La forma de expresarnos al hablar dirá mucho de nosotros, el tono de voz, las pausas, el ritmo y la velocidad al hablar identificará gran parte de nuestra personalidad.

Prestaremos atención a los componentes de este factor asociado al lenguaje no verbal:

  • El tono de nuestra voz relaciona lo que sentimos con lo que verbalizamos.
  • El ritmo es nuestra fluidez verbal, tan malo es hablar muy muy deprisa que lentamente lentamente.
  • Con el  volumen podemos dar énfasis a nuestra comunicación, por lo que un volumen bajito indicará timidez y al contrario un volumen alto puede implicar seguridad e incluso autoridad.
  • El timbre de voz hace distinguir a unas  personas de otras.

Los silencios también manifiestan comunicación no verbal a pesar de la ausencia, como puede ser deseo, tristeza, alivio..todo dependerá de la situación en la que se está inmersa.

Nuestro espacio personal y como nos manejemos ante él, tendrá un gran significado.

Cuidaremos en cada momento lo que queramos comunicar y transmitir tanto con nuestra imagen exterior, como con la comunicación verbal y no verbal.

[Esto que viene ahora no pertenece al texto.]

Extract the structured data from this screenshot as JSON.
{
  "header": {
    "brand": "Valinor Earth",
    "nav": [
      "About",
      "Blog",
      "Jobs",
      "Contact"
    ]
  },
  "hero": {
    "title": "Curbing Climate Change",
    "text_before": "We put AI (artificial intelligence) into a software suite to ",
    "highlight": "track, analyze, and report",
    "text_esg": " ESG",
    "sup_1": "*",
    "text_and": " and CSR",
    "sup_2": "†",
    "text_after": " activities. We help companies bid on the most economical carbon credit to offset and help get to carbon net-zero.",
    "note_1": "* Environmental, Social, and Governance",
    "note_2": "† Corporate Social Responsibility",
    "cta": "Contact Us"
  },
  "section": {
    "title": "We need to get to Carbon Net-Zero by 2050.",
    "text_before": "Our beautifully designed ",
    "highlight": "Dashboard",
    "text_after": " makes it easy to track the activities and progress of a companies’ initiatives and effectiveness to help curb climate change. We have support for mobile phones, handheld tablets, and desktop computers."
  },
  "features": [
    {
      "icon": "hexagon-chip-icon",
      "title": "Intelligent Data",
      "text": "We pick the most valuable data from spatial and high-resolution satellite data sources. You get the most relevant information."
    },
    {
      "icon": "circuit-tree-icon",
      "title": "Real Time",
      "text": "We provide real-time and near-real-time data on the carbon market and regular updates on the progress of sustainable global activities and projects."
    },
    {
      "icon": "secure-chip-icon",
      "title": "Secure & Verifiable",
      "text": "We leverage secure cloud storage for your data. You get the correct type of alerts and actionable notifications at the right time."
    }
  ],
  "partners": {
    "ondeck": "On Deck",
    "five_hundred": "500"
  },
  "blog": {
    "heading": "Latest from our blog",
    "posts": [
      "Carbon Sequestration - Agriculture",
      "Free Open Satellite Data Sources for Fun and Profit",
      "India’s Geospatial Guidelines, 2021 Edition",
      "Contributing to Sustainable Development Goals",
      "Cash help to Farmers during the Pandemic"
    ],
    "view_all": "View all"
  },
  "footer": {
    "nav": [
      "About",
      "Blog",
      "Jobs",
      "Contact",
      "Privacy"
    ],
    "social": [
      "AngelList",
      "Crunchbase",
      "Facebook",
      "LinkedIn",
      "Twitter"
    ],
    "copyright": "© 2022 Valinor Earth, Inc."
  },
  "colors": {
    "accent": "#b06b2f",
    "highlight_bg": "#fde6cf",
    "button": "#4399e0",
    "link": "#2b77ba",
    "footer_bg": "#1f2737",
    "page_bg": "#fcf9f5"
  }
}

Por eso cuando comunicamos también es muy importante lo que transmitimos con nuestra postura, con los gestos que efectuamos, el movimiento de manos e incluso las miradas.

Con la expresión facial podemos transmitir alegría, tristeza, miedo, enfado, asco, desprecio e incluso sorpresa.

En cuanto a las miradas hemos de distinguir entre las miradas efectuadas en un ambiente laboral del resto, porque en un ambiente de trabajo la mirada no ha de caer por debajo del nivel de los ojos de la persona con la que estamos manteniendo una conversación.

El caso contrario ocurrirá con una mirada social.

Otra cosa es esa mirada intima, donde los ojos recorren de arriba a bajo el cuerpo de la otra persona.

 

Si a todo esto añadimos la postura y los gestos, sobre todo con las manos, formaremos un conjunto  en la manera que nos mostramos hacia los demás y hacia nosotros mismos, todo ello formará parte de nuestra Imagen Personal.